Gottesman-Knill simulation and Bell states

Question

I have some problems to grasp the interpretation of the Gottesman-Knill theorem. If the first qubit is measured, since $\mathcal{Z} \otimes \mathcal{I}$ does not commute with all the stabilizers, the first qubit should $0$ or $1$ with equal probability. Same thing with the second one. But we should expect to have only $|00\rangle$ or $|11\rangle$. How can we have that?
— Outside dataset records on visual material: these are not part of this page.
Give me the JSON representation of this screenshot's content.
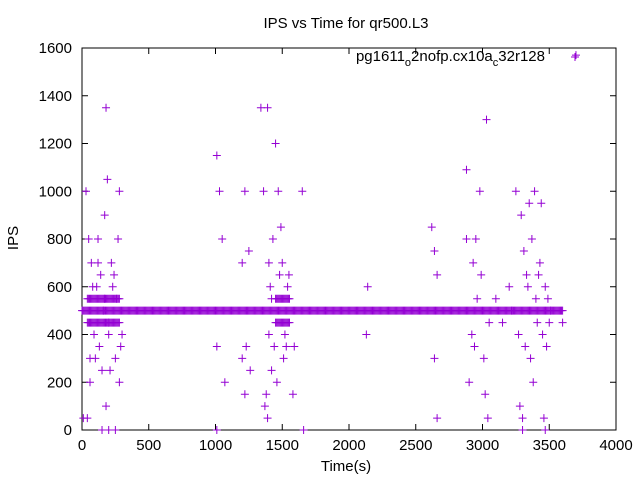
{
  "chart_data": {
    "type": "scatter",
    "title": "IPS vs Time for qr500.L3",
    "xlabel": "Time(s)",
    "ylabel": "IPS",
    "xlim": [
      0,
      4000
    ],
    "ylim": [
      0,
      1600
    ],
    "x_ticks": [
      0,
      500,
      1000,
      1500,
      2000,
      2500,
      3000,
      3500,
      4000
    ],
    "y_ticks": [
      0,
      200,
      400,
      600,
      800,
      1000,
      1200,
      1400,
      1600
    ],
    "grid": false,
    "legend_position": "top-right",
    "series": [
      {
        "name_parts": [
          "pg1611",
          "o",
          "2nofp.cx10a",
          "c",
          "32r128"
        ],
        "color": "#9400d3",
        "marker": "plus",
        "dense_bands": [
          {
            "y": 500,
            "x_from": 0,
            "x_to": 3600
          },
          {
            "y": 550,
            "x_from": 40,
            "x_to": 280
          },
          {
            "y": 450,
            "x_from": 40,
            "x_to": 280
          },
          {
            "y": 450,
            "x_from": 1450,
            "x_to": 1560
          },
          {
            "y": 550,
            "x_from": 1450,
            "x_to": 1560
          }
        ],
        "points": [
          [
            10,
            50
          ],
          [
            40,
            50
          ],
          [
            30,
            1000
          ],
          [
            50,
            800
          ],
          [
            60,
            300
          ],
          [
            60,
            200
          ],
          [
            70,
            700
          ],
          [
            80,
            600
          ],
          [
            90,
            400
          ],
          [
            110,
            600
          ],
          [
            120,
            800
          ],
          [
            130,
            350
          ],
          [
            140,
            650
          ],
          [
            150,
            250
          ],
          [
            160,
            500
          ],
          [
            170,
            550
          ],
          [
            170,
            900
          ],
          [
            180,
            1350
          ],
          [
            180,
            100
          ],
          [
            190,
            1050
          ],
          [
            200,
            450
          ],
          [
            200,
            400
          ],
          [
            210,
            250
          ],
          [
            220,
            700
          ],
          [
            230,
            600
          ],
          [
            240,
            650
          ],
          [
            250,
            300
          ],
          [
            260,
            550
          ],
          [
            270,
            800
          ],
          [
            280,
            1000
          ],
          [
            280,
            200
          ],
          [
            290,
            350
          ],
          [
            300,
            400
          ],
          [
            100,
            300
          ],
          [
            120,
            700
          ],
          [
            200,
            0
          ],
          [
            150,
            0
          ],
          [
            250,
            0
          ],
          [
            1010,
            1150
          ],
          [
            1030,
            1000
          ],
          [
            1050,
            800
          ],
          [
            1070,
            200
          ],
          [
            1010,
            350
          ],
          [
            1010,
            0
          ],
          [
            1200,
            700
          ],
          [
            1220,
            1000
          ],
          [
            1200,
            300
          ],
          [
            1230,
            350
          ],
          [
            1250,
            750
          ],
          [
            1220,
            150
          ],
          [
            1260,
            250
          ],
          [
            1340,
            1350
          ],
          [
            1390,
            1350
          ],
          [
            1360,
            1000
          ],
          [
            1370,
            100
          ],
          [
            1380,
            150
          ],
          [
            1390,
            50
          ],
          [
            1400,
            700
          ],
          [
            1410,
            600
          ],
          [
            1420,
            550
          ],
          [
            1430,
            800
          ],
          [
            1440,
            350
          ],
          [
            1450,
            1200
          ],
          [
            1460,
            200
          ],
          [
            1470,
            1000
          ],
          [
            1480,
            650
          ],
          [
            1490,
            850
          ],
          [
            1500,
            700
          ],
          [
            1510,
            300
          ],
          [
            1520,
            400
          ],
          [
            1530,
            350
          ],
          [
            1540,
            600
          ],
          [
            1550,
            650
          ],
          [
            1580,
            150
          ],
          [
            1590,
            350
          ],
          [
            1650,
            1000
          ],
          [
            1660,
            0
          ],
          [
            1400,
            400
          ],
          [
            1420,
            250
          ],
          [
            2130,
            400
          ],
          [
            2140,
            600
          ],
          [
            2620,
            850
          ],
          [
            2640,
            750
          ],
          [
            2640,
            300
          ],
          [
            2660,
            50
          ],
          [
            2660,
            650
          ],
          [
            2880,
            1090
          ],
          [
            2880,
            800
          ],
          [
            2900,
            200
          ],
          [
            2920,
            400
          ],
          [
            2930,
            700
          ],
          [
            2940,
            350
          ],
          [
            2950,
            800
          ],
          [
            2960,
            550
          ],
          [
            2980,
            1000
          ],
          [
            2990,
            650
          ],
          [
            3010,
            300
          ],
          [
            3020,
            150
          ],
          [
            3030,
            1300
          ],
          [
            3040,
            50
          ],
          [
            3050,
            450
          ],
          [
            3100,
            550
          ],
          [
            3150,
            450
          ],
          [
            3200,
            600
          ],
          [
            3220,
            500
          ],
          [
            3250,
            1000
          ],
          [
            3270,
            400
          ],
          [
            3280,
            100
          ],
          [
            3290,
            900
          ],
          [
            3300,
            50
          ],
          [
            3310,
            750
          ],
          [
            3320,
            350
          ],
          [
            3330,
            650
          ],
          [
            3340,
            600
          ],
          [
            3350,
            950
          ],
          [
            3360,
            300
          ],
          [
            3370,
            800
          ],
          [
            3380,
            200
          ],
          [
            3390,
            1000
          ],
          [
            3400,
            550
          ],
          [
            3410,
            450
          ],
          [
            3420,
            650
          ],
          [
            3430,
            700
          ],
          [
            3440,
            950
          ],
          [
            3450,
            400
          ],
          [
            3460,
            50
          ],
          [
            3470,
            600
          ],
          [
            3480,
            350
          ],
          [
            3490,
            550
          ],
          [
            3500,
            450
          ],
          [
            3510,
            500
          ],
          [
            3600,
            450
          ],
          [
            3700,
            1570
          ],
          [
            3300,
            0
          ],
          [
            3470,
            0
          ]
        ]
      }
    ]
  }
}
Does it make sense to measure both qubits at the same time? This could mean that we should have to search for maximally entangled qubits during the simulations? If so, how the proper stabilizer formalism can be used?

Answer 1

See Nielson and Chuang 10.5.3.

The state just before measurement is stabilized by $\langle X\otimes X, Z\otimes Z\rangle $.

Measuring qubit one in the $Z$ basis, i.e. measuring $Z \otimes I$ works as follows. Since $Z \otimes I$ does not commute with one generator, $X\otimes X$, measurement leads to either

1. an outcome of $+1$ and the state is stabilized by $\langle Z\otimes I, Z\otimes Z\rangle$, or
2. an outcome of $-1$ and the state is stabilized by $\langle -Z\otimes I, Z\otimes Z\rangle$.

Now, we measure $I \otimes Z$. Let's look at both cases one by one.

Case 1

Stabilizer group is $\langle Z\otimes I, Z\otimes Z\rangle$. As it turns out $I \otimes Z = (Z\otimes I)(Z\otimes Z)$ is in this group. So the outcome of measurement will be +1 with probability 1.

Case 2

Stabilizer group is $\langle -Z\otimes I, Z\otimes Z\rangle$. In this case, $-I \otimes Z = (-Z\otimes I)(Z\otimes Z)$ is in this group. So the outcome of measurement will be -1 with probability 1.

Hence, the two measurements either yield +1, +1 or -1, -1.